SIN que le haya asomado al presidente el más mínimo gesto de contrición o palinodia por la temeraria aventura de su negociación con ETA, el Gobierno y sus aliados se han erigido en tribunal supervisor de la oposición respecto a la política antiterrorista. Con su habitual pericia propagandística y dialéctica, el zapaterismo ha dado en concluir que el Partido Popular, que ahora da su anuencia hasta al acercamiento de presos, aún no ha rectificado lo suficiente porque sigue empeñado en la inmediata disolución de los ayuntamientos de ANV. El sanedrín examinador mueve la cabeza con disgusto: el aspirante progresa adecuadamente, pero todavía no ha madurado lo bastante como para ser digno de recibir el certificado de buen comportamiento democrático, el salvoconducto que habilita para salir del cordón sanitario.

El cínico bucle retórico parte del sofisma de que el consenso antiterrorista que parece dominar esta legislatura no se debe a que el Gobierno haya empezado a detener etarras con la rapidez y eficacia que se echó en falta -por pasividad deliberada- durante el anterior mandato, sino a que, tras el fracaso electoral, el PP ha comprendido que sus críticas al discurso oficial sólo le producían tristeza y quebranto. De este modo, Rajoy habría ido a la Moncloa a implorar de Zapatero que le perdone sus pecados y le deje compartir algunos secretillos a cambio de no volver a discrepar, compromiso del que se está desdiciendo por la presión de los elementos más intransigentes de su partido y la estrategia outsider de Rosa Díez. Al solicitar mayor firmeza contra ANV, la oposición ha incumplido su sagrada obligación de consentir sin desconfianza y cerrar los ojos a los crecientes indicios de que, al amparo de los recientes éxitos policiales, han podido volver los tanteos de los aprendices de brujo.
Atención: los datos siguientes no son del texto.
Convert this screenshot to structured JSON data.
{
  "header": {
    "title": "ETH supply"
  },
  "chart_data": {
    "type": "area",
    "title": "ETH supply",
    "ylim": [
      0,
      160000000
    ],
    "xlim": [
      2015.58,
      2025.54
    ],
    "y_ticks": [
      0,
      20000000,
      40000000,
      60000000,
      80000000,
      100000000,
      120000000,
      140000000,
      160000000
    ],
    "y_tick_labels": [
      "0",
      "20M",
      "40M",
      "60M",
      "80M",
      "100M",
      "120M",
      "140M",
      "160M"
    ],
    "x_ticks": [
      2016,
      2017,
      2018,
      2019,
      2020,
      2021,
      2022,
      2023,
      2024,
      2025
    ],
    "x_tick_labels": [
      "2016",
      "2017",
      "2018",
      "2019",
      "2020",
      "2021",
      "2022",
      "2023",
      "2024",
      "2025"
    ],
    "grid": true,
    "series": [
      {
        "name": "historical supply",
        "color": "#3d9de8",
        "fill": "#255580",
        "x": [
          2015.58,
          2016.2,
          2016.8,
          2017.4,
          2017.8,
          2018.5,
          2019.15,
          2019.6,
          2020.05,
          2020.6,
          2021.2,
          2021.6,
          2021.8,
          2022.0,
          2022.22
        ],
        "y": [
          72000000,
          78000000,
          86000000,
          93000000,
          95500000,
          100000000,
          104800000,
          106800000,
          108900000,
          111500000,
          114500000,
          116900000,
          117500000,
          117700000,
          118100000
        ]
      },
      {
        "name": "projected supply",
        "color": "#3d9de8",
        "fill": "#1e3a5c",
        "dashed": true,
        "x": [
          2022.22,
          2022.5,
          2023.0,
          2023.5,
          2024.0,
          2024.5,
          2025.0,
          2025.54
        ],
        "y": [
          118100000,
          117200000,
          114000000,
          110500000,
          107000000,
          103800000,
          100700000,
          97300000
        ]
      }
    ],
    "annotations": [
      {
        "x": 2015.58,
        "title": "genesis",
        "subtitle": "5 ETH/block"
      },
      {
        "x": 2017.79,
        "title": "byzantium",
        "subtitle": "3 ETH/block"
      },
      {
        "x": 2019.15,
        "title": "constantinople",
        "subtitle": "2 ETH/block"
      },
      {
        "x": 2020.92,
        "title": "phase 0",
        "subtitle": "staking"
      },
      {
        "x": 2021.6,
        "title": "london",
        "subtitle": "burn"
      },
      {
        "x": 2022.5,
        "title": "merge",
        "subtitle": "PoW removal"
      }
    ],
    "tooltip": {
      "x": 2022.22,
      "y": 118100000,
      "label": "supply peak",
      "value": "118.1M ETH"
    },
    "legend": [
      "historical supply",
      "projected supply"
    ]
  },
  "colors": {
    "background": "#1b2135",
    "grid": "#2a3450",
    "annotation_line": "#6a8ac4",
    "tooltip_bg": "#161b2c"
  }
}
La habilidad gubernamental en el manejo de los discursos y la creación de marcos argumentales le da ventaja en el debate si éste se reduce al mero contraste dialéctico. También le favorece el tono timorato con que el adversario llega a envolverse a sí mismo. En vez de examinar al poder sobre el grado de sinceridad de su nueva estrategia y reservarse el derecho de darle el visto bueno a esa capacidad de rectificación, el PP se deja enredar en la operación inversa, a rebufo de Rosa Díez y un poco a su pesar por tener que fruncir el ceño. Con harto desahogo, los portavoces de la mayoría se han rasgado las vestiduras ante la supuesta intransigencia de una oposición que exige algo tan anómalo como que los cómplices de los asesinos no gobiernen a su antojo más de cuarenta ayuntamientos. La derecha montaraz y tal, que siempre vuelve a las andadas.

El punto débil de tal argucia consiste en que los batasunos siguen ahí, enrocados en los sillones municipales que les cedió la actitud contemporizadora del Gobierno cuando aún confiaba en dar hilo a la cometa negociadora. Y que el desalojo no acaba de producirse, Zapatero sabrá por qué. Esa evidencia no lo es porque la oposición la señale, sino porque el poder la permite, y es sobre él donde recae la carga de la prueba. Aunque tal vez la política tenga en ocasiones razones que la razón no entiende, muchos ciudadanos sospechan que acaso sería peor si la entendiesen.